On 13 February 1939 the store went a step further with a fully-fledged closed-circuit television system. A single Emotion camera, boom mic and a Marconi-EMI transmitter were set up in a glass-sided sound-proof studio in the store. Shoppers were able to compare transmissions from this studio, as well as the AP output when it was live, on a wide range of receivers, a number of which were in the same space as the studio.
In the adjacent Palm Court an additional 24 sets by different makers were on view. ‘The pictures varied in colour,’ noted a visitor, ‘from black and white to pale green, blue, or violet and in definition and had its own individual good and bad points.’

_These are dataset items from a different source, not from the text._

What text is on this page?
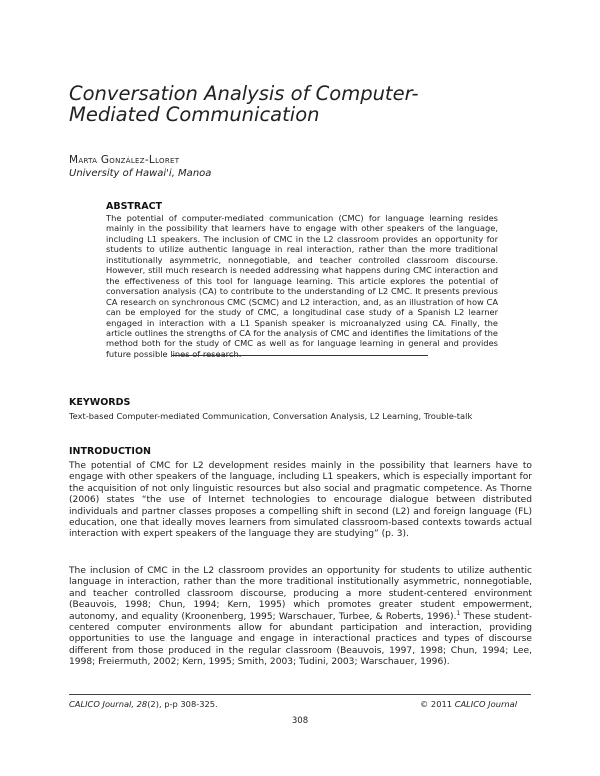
Conversation Analysis of Computer-Mediated Communication
Marta González-Lloret
University of Hawai'i, Manoa
ABSTRACT

The potential of computer-mediated communication (CMC) for language learning resides mainly in the possibility that learners have to engage with other speakers of the language, including L1 speakers. The inclusion of CMC in the L2 classroom provides an opportunity for students to utilize authentic language in real interaction, rather than the more traditional institutionally asymmetric, nonnegotiable, and teacher controlled classroom discourse. However, still much research is needed addressing what happens during CMC interaction and the effectiveness of this tool for language learning. This article explores the potential of conversation analysis (CA) to contribute to the understanding of L2 CMC. It presents previous CA research on synchronous CMC (SCMC) and L2 interaction, and, as an illustration of how CA can be employed for the study of CMC, a longitudinal case study of a Spanish L2 learner engaged in interaction with a L1 Spanish speaker is microanalyzed using CA. Finally, the article outlines the strengths of CA for the analysis of CMC and identifies the limitations of the method both for the study of CMC as well as for language learning in general and provides future possible lines of research.

KEYWORDS
Text-based Computer-mediated Communication, Conversation Analysis, L2 Learning, Trouble-talk
INTRODUCTION

The potential of CMC for L2 development resides mainly in the possibility that learners have to engage with other speakers of the language, including L1 speakers, which is especially important for the acquisition of not only linguistic resources but also social and pragmatic competence. As Thorne (2006) states “the use of Internet technologies to encourage dialogue between distributed individuals and partner classes proposes a compelling shift in second (L2) and foreign language (FL) education, one that ideally moves learners from simulated classroom-based contexts towards actual interaction with expert speakers of the language they are studying” (p. 3).

The inclusion of CMC in the L2 classroom provides an opportunity for students to utilize authentic language in interaction, rather than the more traditional institutionally asymmetric, nonnegotiable, and teacher controlled classroom discourse, producing a more student-centered environment (Beauvois, 1998; Chun, 1994; Kern, 1995) which promotes greater student empowerment, autonomy, and equality (Kroonenberg, 1995; Warschauer, Turbee, & Roberts, 1996).$^1$ These student-centered computer environments allow for abundant participation and interaction, providing opportunities to use the language and engage in interactional practices and types of discourse different from those produced in the regular classroom (Beauvois, 1997, 1998; Chun, 1994; Lee, 1998; Freiermuth, 2002; Kern, 1995; Smith, 2003; Tudini, 2003; Warschauer, 1996).

CALICO Journal, 28(2), p-p 308-325.	© 2011 CALICO Journal
308
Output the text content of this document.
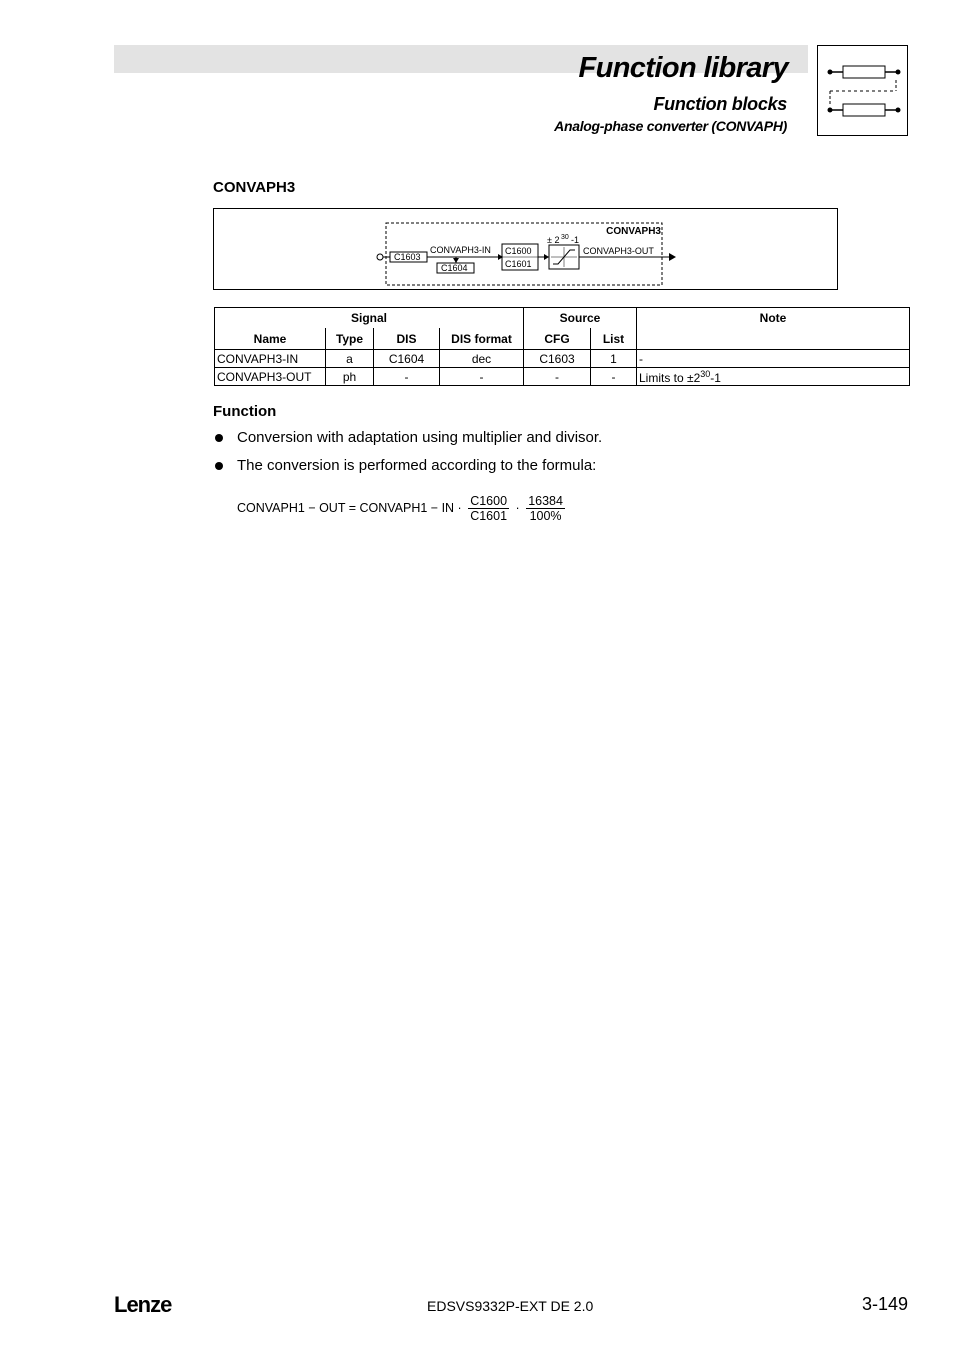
Function library
Function blocks
Analog-phase converter (CONVAPH)
CONVAPH3
CONVAPH3
C1603
CONVAPH3-IN
C1604
C1600
C1601
± 2 30 -1
CONVAPH3-OUT
Signal				Source		Note
Name	Type	DIS	DIS format	CFG	List	
CONVAPH3-IN	a	C1604	dec	C1603	1	-
CONVAPH3-OUT	ph	-	-	-	-	Limits to $\pm 2^{30}-1$
Function
Conversion with adaptation using multiplier and divisor.
The conversion is performed according to the formula:
CONVAPH1 − OUT = CONVAPH1 − IN · $\frac{C1600}{C1601} \cdot \frac{16384}{100\%}$
Lenze	EDSVS9332P-EXT DE 2.0	3-149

A small Ekco model was regarded as attractive priced at 23 guineas, while the larger Pye 815 delivered a good, clear picture for 30 guineas. Top of the range at 120 guineas was an HMV set that included an all-wave radio set and an automatic record-changing gramophone.

As the advertisement promised,
Here is Television “with the lid off” transmitted for £20,000 Studio in full view of the public…bringing to you all of the power, mystery and glamour of this miraculous new force.
As a gesture of support, the Television service at AP laid on a special 6-minute morning glimpse of a play rehearsal for the Selfridge’s opening, with Dame May Whitty and Basil Radford, among others, shown prepping the afternoon’s broadcast of The Royal Family of Broadway.
Separately, Jack Hulbert was among the performers coaxed into making an appearance, and the in-store schedule also featured fashion parades, dancing competitions for young girls, sports demonstrations, and talks on beauty, cookery and fashion. The unique attraction with its focussed address to middle-class female shoppers was on show for at least two months.
Reporting on the opening The Times also noted,
The original Baird apparatus, which was used to give demonstrations at Selfridge’s as long ago as 1925, was also on view. It is now permanently housed at the Science Museum, but has been loaned for Selfridge’s for the exhibition.
Nothing could show the progress of television so well as comparing this apparatus, with the primitive result it achieved as shown in a “photograph”, with the high definition of the pictures on the screen today.
No one who is interested in the future of television should fail to pay a visit to this interesting and, indeed, exciting exhibition.
Fascinating, and slightly eerie, to see how this in-srote promotion anticipated so accurately the future of TV ‘lifestyle’ prgramming. They guessed where it was headed!